The present study systematically analyzed the complex effects of interrelated mRNAs, miRNAs and lncRNAs to provide networks for revealing the dysregulated lncRNAs. Currently, there are numerous investigations regarding mRNAs and miRNAs, however, research on lncRNAs remains limited, and the functions and mechanism of numerous lncRNAs remain to be elucidated. The present study integrated GEO expression microarrays to identify differentially expressed mRNAs, miRNAs and lncRNAs, and further constructed networks to reveal the potential function and regulation mechanisms of the identified dysregulated lncRNAs. Consistent with the predicted results, the majority of lncRNAs were significantly differentially expressed in hepatocellular carcinoma cells and tissues. The results revealed that a particular set of miRNAs and lncRNAs were potentially involved in regulative mechanisms in HCC development at the transcription level. Previous molecular biology research conducted on the interaction between miRNAs and lncRNAs demonstrates that lncRNAs may be regulated by miRNAs. Cao et al (27) discovered that miR-34a targets and regulates linRNA UFC1 in HCC cells, Xu et al (45) reported that lncRNA-AC130710 is targeted by miR-129-5p in gastric cancer, and in addition, lncRNA MEG3 may be regulated by miR-29 in HCC (46). These studies indicated that lncRNAs may be targeted and regulated by miRNAs in the process of tumor genesis and evolution.

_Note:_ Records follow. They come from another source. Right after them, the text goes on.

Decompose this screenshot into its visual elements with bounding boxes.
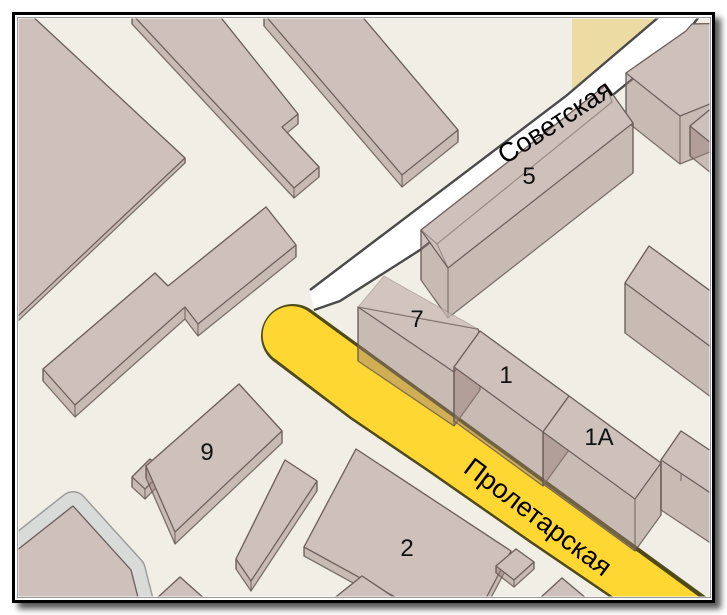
svg-text:7: 7 (410, 306, 423, 333)
svg-text:1: 1 (499, 362, 512, 389)
svg-text:9: 9 (200, 439, 213, 466)
svg-text:1А: 1А (584, 424, 613, 451)
svg-text:5: 5 (522, 163, 535, 190)
svg-text:2: 2 (400, 535, 413, 562)
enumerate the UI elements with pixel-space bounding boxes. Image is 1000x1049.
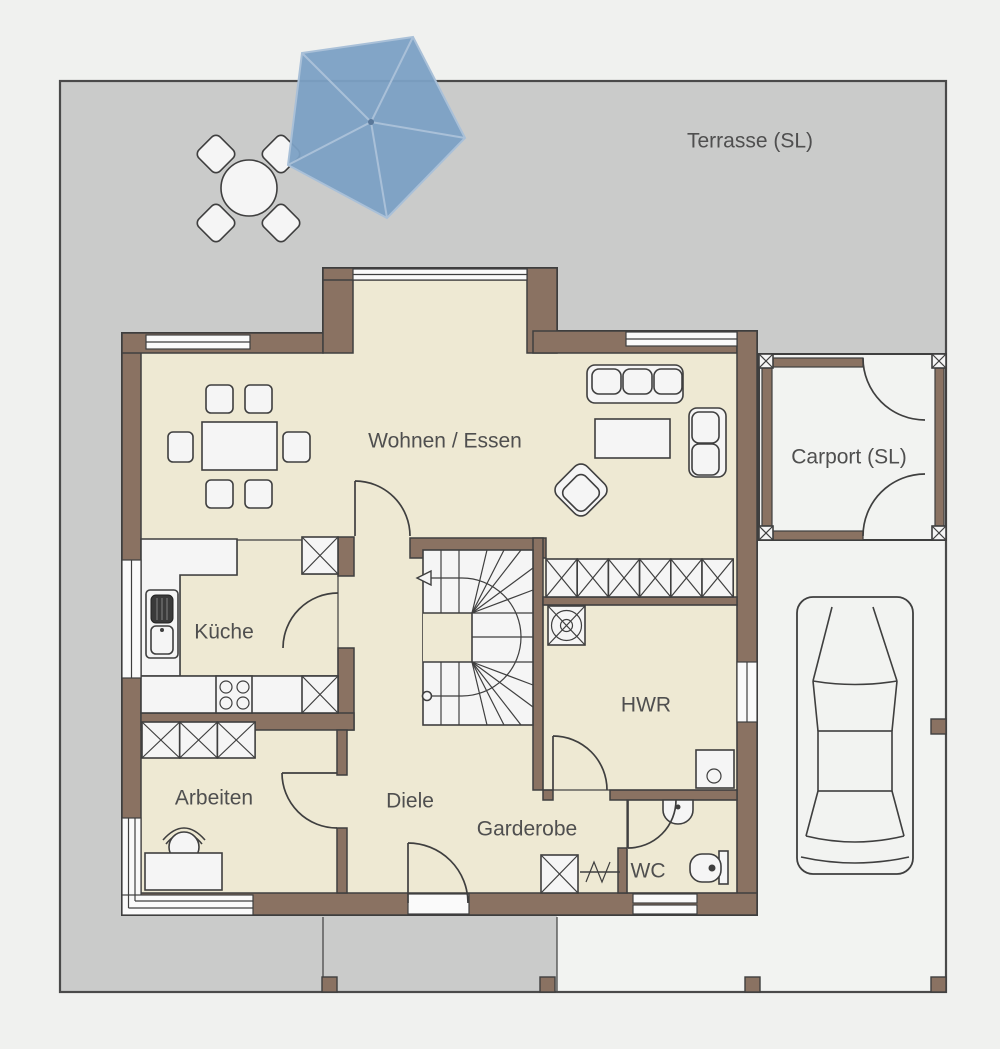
carport-beam-right xyxy=(935,368,944,526)
room-label-garderobe: Garderobe xyxy=(477,818,577,841)
wardrobe-row-arbeiten xyxy=(142,722,255,758)
stair-start-marker xyxy=(423,692,432,701)
wall-kitchen-right-upper xyxy=(338,537,354,576)
sofa-2seat-icon xyxy=(689,408,726,477)
window-wc-b xyxy=(633,905,697,914)
coffee-table-icon xyxy=(595,419,670,458)
fence-post-icon xyxy=(745,977,760,992)
washing-machine-icon xyxy=(696,750,734,788)
desk-icon xyxy=(145,853,222,890)
wardrobe-row-wohnen xyxy=(546,559,733,597)
chimney-icon xyxy=(548,606,585,645)
sink-unit-icon xyxy=(146,590,178,658)
window-wc-a xyxy=(633,894,697,903)
toilet-icon xyxy=(690,851,728,884)
wall-hwr-top xyxy=(543,597,737,605)
carport-beam-top xyxy=(773,358,863,367)
stairs-icon xyxy=(417,550,533,725)
room-label-diele: Diele xyxy=(386,790,434,813)
wall-hwr-bottom-stub xyxy=(543,790,553,800)
dining-chair-icon xyxy=(245,385,272,413)
dining-chair-icon xyxy=(245,480,272,508)
floor-plan-canvas: Terrasse (SL) Wohnen / Essen Carport (SL… xyxy=(0,0,1000,1049)
wall-right xyxy=(737,331,757,915)
carport-beam-bottom xyxy=(773,531,863,540)
room-label-arbeiten: Arbeiten xyxy=(175,787,253,810)
dining-chair-icon xyxy=(168,432,193,462)
room-label-hwr: HWR xyxy=(621,694,671,717)
entry-threshold xyxy=(408,894,469,914)
path-area xyxy=(557,915,757,992)
floor-plan-drawing: Terrasse (SL) Wohnen / Essen Carport (SL… xyxy=(0,0,1000,1049)
wall-arbeiten-upper xyxy=(337,730,347,775)
fence-post-icon xyxy=(322,977,337,992)
stove-icon xyxy=(216,676,252,713)
wall-garderobe-wc xyxy=(618,848,627,893)
dining-chair-icon xyxy=(206,480,233,508)
sofa-3seat-icon xyxy=(587,365,683,403)
dining-chair-icon xyxy=(283,432,310,462)
wall-arbeiten-lower xyxy=(337,828,347,893)
room-label-kueche: Küche xyxy=(194,621,254,644)
fence-post-icon xyxy=(931,719,946,734)
fence-post-icon xyxy=(540,977,555,992)
dining-chair-icon xyxy=(206,385,233,413)
washbasin-icon xyxy=(663,800,693,824)
wall-hwr-wc-bottom xyxy=(610,790,737,800)
wall-stairs-west xyxy=(533,538,543,790)
dining-table-icon xyxy=(202,422,277,470)
stair-void xyxy=(423,613,472,662)
patio-table-icon xyxy=(221,160,277,216)
room-label-wc: WC xyxy=(631,860,666,883)
room-label-wohnen-essen: Wohnen / Essen xyxy=(368,430,522,453)
room-label-carport: Carport (SL) xyxy=(791,446,907,469)
wardrobe-garderobe xyxy=(541,855,578,893)
fence-post-icon xyxy=(931,977,946,992)
room-label-terrasse: Terrasse (SL) xyxy=(687,130,813,153)
carport-beam-left xyxy=(762,368,772,526)
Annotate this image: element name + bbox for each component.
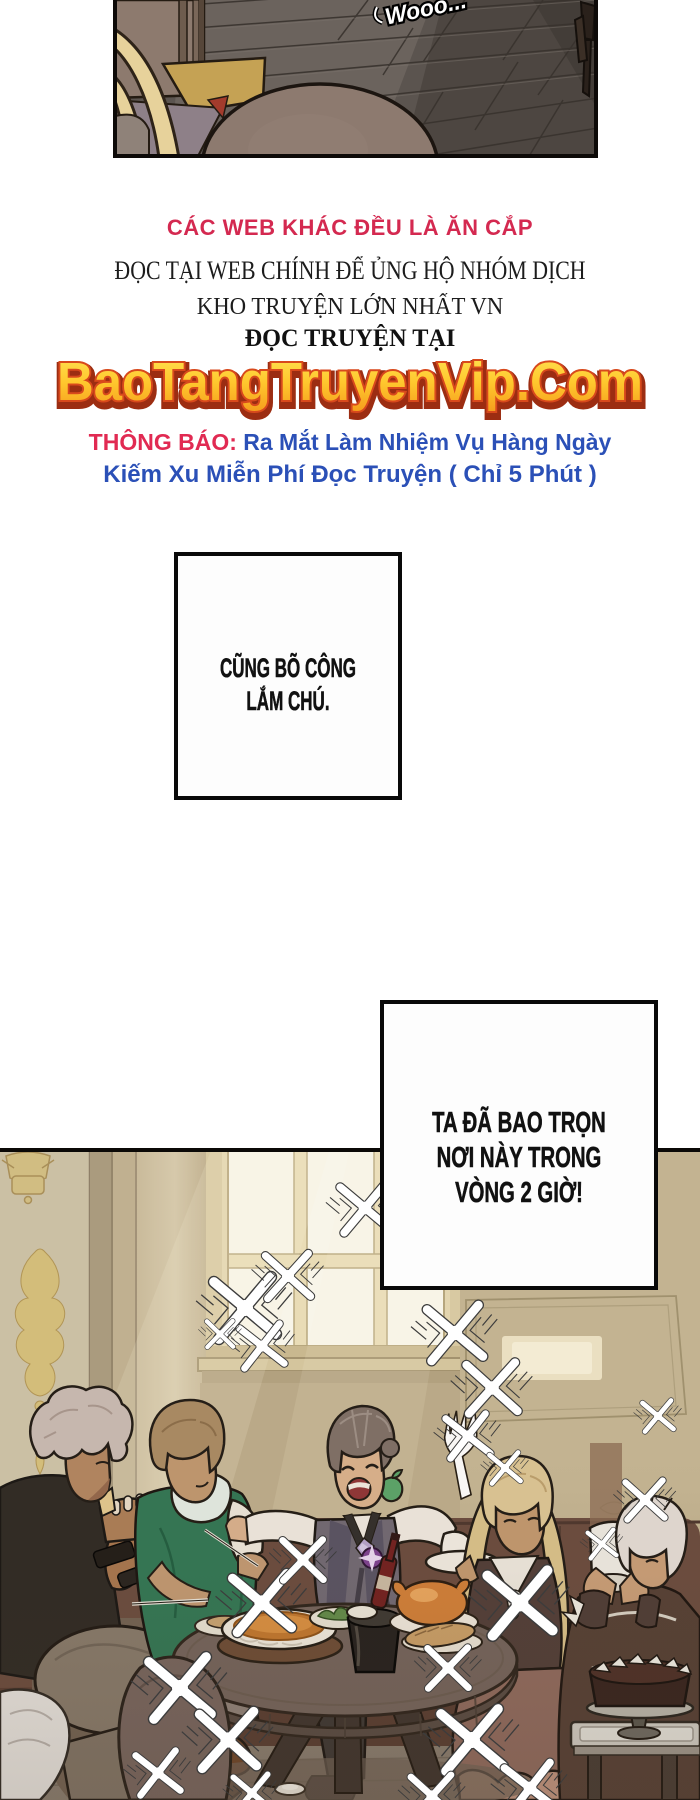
svg-text:BaoTangTruyenVip.Com: BaoTangTruyenVip.Com <box>57 352 643 412</box>
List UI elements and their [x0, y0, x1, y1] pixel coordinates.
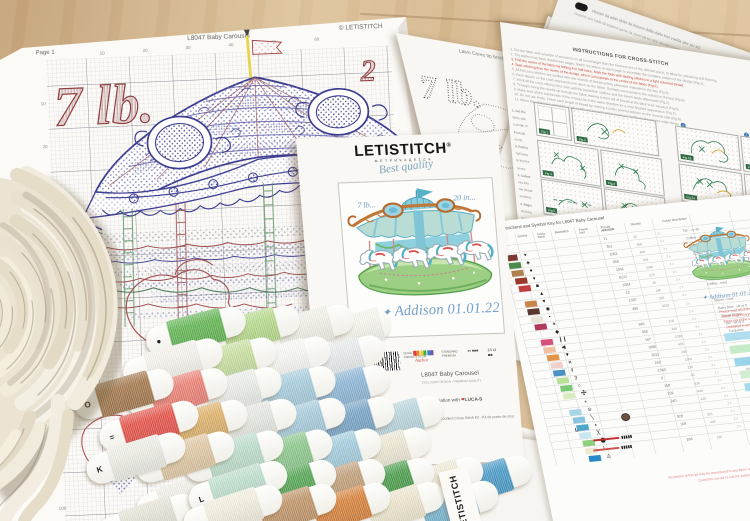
svg-text:60: 60: [314, 37, 320, 42]
svg-text:30: 30: [185, 45, 191, 50]
svg-text:40: 40: [228, 42, 234, 47]
svg-text:20: 20: [142, 48, 148, 53]
svg-text:10: 10: [41, 101, 47, 106]
svg-text:2: 2: [359, 54, 376, 88]
svg-text:7 lb.: 7 lb.: [53, 73, 155, 139]
svg-text:Page 1: Page 1: [36, 50, 56, 57]
svg-text:10: 10: [100, 51, 106, 56]
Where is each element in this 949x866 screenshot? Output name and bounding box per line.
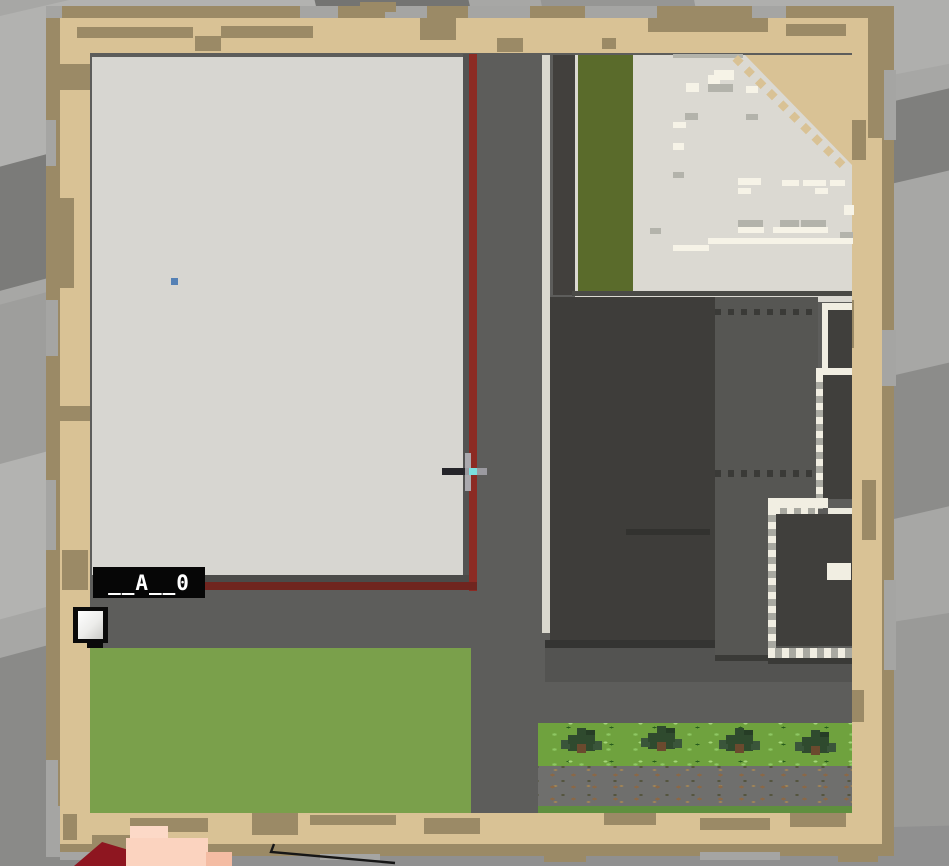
tree-icon [802, 737, 811, 746]
frame-accent [497, 38, 523, 52]
frame-accent [868, 18, 882, 138]
frame-accent [60, 198, 74, 288]
map-label-text: __A__0 [93, 570, 205, 596]
frame-accent [424, 818, 480, 834]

However, the present study had various limitations that should be acknowledged. The first is the shortage of expression microarray data for HCC in public GEO datasets. Results in the present study were primarily obtained through integrative analysis of the GEO database, and numerous cases included in the GEO microarray and analysis platform were not uniform. The integrative analysis was primarily based on the differentially expressed genes of the GEO microarray. Secondly, it should be emphasized that the regulatory networks or mechanisms analyzed in the study were only bioinformatically predicted, and expressions of a few lncRNAs were verified in cell lines and patients. In the future, further validation and functional examination of. miRNAs-lncRNAs may be conducted in vivo and in vitro.

In conclusion, the present integrative analysis of the GEO transcriptomic data provided a comprehensive meaningful insight into the tumorigenesis of HCC and an understanding of the underlying mRNA-miRNA-lncRNA molecular mechanisms involved. The present study demonstrated a method to identify a novel class of potential biomarkers in HCC development. These findings indicated that upregulated lncRNAs, downregulated by miRNAs, may serve as potential molecular targets for the development of specific therapies for HCC.